Tony Gentile/Reuters
Tony Gentile/Reuters

Festa da realeza emociona turistas e britânicos

William e Kate reacendem patriotismo nas ruas de Londres; com muita criatividade, súditos se fantasiam para celebrar o casamento

Flávia Tavares, O Estado de S.Paulo

30 de abril de 2011 | 00h00

A realeza não ganhou apenas mais um membro ontem, depois que Kate Middleton tornou-se duquesa de Cambridge ou, para o senso comum, princesa Catherine. Todos os britânicos que se dispuseram a acordar cedo para tentar espiar o cortejo ou somente para se divertir nos parques que teriam telões com imagens da cerimônia de casamento, sentiram-se um pouco como reis, rainhas, príncipes e princesas.

Era como se os súditos fossem mais do que convidados de honra do casamento real e do conto de fadas. Garotas se fantasiaram de noivas. Rapazes, com capas e cetros, de medievais soberanos. Quem não usava máscaras de William e Kate, arriscava uma da rainha Elizabeth II - e, eventualmente, até da impopular Camilla Parker Bowles.

O tradicional kilt escocês, perucas vitorianas, ternos com diferentes brasões do país ou da monarquia, vestidos longos de festa ou bufantes, como os de personagens da Disney. O figurino dos criativos londrinos foi uma atração em si.

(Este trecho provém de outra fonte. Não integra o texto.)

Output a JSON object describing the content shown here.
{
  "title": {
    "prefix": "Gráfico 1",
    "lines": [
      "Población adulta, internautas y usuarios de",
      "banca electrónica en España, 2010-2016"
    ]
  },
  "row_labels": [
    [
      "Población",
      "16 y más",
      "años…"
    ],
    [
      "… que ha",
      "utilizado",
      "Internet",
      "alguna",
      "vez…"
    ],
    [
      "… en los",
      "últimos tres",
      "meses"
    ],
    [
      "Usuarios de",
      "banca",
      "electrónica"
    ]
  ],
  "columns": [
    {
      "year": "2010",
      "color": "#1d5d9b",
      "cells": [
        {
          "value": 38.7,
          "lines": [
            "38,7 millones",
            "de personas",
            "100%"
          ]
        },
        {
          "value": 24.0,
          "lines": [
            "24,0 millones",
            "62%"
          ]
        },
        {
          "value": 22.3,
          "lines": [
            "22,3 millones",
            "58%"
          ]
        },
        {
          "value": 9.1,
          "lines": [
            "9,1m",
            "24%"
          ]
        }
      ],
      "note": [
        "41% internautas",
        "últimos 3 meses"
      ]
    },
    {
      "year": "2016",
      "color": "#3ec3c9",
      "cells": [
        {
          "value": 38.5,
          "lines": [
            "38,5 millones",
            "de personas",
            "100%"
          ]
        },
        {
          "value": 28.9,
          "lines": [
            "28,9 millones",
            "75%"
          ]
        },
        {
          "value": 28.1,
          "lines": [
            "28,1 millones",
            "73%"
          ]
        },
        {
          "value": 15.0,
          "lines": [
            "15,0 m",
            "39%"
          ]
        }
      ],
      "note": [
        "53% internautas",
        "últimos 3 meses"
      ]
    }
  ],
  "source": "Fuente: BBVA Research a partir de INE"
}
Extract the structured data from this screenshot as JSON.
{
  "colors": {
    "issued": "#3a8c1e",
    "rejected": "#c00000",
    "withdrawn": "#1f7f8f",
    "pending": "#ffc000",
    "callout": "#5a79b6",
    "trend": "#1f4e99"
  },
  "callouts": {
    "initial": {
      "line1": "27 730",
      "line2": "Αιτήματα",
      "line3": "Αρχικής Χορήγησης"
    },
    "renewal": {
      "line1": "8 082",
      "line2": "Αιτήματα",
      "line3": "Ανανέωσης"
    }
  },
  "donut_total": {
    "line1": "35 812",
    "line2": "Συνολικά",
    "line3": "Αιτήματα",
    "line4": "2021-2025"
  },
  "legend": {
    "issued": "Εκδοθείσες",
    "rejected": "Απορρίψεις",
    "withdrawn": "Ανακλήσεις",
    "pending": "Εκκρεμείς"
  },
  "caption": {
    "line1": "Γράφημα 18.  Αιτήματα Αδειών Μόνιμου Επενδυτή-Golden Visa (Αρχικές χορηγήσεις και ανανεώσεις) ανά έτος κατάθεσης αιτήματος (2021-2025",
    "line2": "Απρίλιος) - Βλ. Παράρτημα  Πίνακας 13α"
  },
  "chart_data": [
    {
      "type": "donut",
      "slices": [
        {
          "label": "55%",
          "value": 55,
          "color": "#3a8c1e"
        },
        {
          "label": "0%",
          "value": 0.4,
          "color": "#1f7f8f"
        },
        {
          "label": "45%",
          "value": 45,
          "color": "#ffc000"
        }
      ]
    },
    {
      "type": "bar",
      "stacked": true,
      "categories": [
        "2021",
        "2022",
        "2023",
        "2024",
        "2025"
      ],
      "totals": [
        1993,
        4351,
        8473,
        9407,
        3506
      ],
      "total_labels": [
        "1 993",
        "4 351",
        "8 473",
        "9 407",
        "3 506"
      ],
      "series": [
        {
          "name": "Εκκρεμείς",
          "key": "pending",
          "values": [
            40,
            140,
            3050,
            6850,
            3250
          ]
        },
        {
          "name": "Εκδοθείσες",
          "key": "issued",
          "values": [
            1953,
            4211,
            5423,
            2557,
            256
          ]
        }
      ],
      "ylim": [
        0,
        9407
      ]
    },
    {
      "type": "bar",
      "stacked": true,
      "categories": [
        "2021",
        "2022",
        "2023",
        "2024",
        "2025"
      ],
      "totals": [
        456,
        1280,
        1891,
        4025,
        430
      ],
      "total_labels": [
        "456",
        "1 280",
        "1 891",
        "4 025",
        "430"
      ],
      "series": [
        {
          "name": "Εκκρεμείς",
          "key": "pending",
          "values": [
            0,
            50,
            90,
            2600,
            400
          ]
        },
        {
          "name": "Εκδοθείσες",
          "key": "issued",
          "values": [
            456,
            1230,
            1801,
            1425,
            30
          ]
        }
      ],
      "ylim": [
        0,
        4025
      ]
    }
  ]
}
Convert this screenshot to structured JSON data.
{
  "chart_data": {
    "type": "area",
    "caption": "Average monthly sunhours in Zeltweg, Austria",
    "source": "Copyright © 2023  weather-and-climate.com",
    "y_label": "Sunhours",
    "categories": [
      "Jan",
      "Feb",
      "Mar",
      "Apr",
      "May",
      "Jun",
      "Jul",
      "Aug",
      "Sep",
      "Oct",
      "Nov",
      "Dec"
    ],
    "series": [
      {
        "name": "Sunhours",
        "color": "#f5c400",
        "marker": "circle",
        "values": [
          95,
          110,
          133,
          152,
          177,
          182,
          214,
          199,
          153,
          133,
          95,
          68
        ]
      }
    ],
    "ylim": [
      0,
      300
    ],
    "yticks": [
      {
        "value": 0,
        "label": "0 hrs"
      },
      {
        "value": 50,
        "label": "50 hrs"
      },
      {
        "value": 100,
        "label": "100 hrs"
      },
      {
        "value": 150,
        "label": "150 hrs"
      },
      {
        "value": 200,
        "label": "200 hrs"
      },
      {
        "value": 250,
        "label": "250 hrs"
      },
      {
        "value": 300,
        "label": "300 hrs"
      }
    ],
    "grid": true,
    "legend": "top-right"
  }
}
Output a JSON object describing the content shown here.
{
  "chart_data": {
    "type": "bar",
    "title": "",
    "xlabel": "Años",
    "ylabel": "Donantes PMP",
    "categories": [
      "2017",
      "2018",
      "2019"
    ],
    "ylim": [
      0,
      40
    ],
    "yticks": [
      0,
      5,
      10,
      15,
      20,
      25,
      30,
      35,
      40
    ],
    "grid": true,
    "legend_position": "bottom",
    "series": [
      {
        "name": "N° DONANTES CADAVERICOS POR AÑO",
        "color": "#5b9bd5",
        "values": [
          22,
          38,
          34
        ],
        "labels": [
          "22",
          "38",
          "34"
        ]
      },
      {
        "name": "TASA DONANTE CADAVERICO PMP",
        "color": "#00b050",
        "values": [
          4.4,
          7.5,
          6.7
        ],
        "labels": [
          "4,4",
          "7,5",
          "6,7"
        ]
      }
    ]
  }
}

No Hyde Park, um dos principais pontos de encontro de quem preferiu ir às ruas em vez de assistir à cerimônia do sofá, a multidão - uma mistura equilibrada de jovens, idosos e famílias - começou a chegar às 6 horas da manhã. E veio preparada para um dia inteiro ao ar livre, botando fé no tempo aberto, que contrariou a meteorologia. Sacolas de piquenique, champanhe e cerveja acompanhavam as bandeirinhas da Grã-Bretanha, com ou sem a foto do casal.

Os turistas se contagiaram com tanto patriotismo. "A família real é tão importante para a Grã-Bretanha. Queria que a Alemanha tivesse uma também", disse Kirsten Will, de 37 anos, assistente social de Colônia, que veio a Londres com a irmã, Ina Meyen, especialmente para a ocasião. Cerca de uma hora antes do início da cerimônia, o acesso aos principais pontos por onde passaria o cortejo real já estavam fechados.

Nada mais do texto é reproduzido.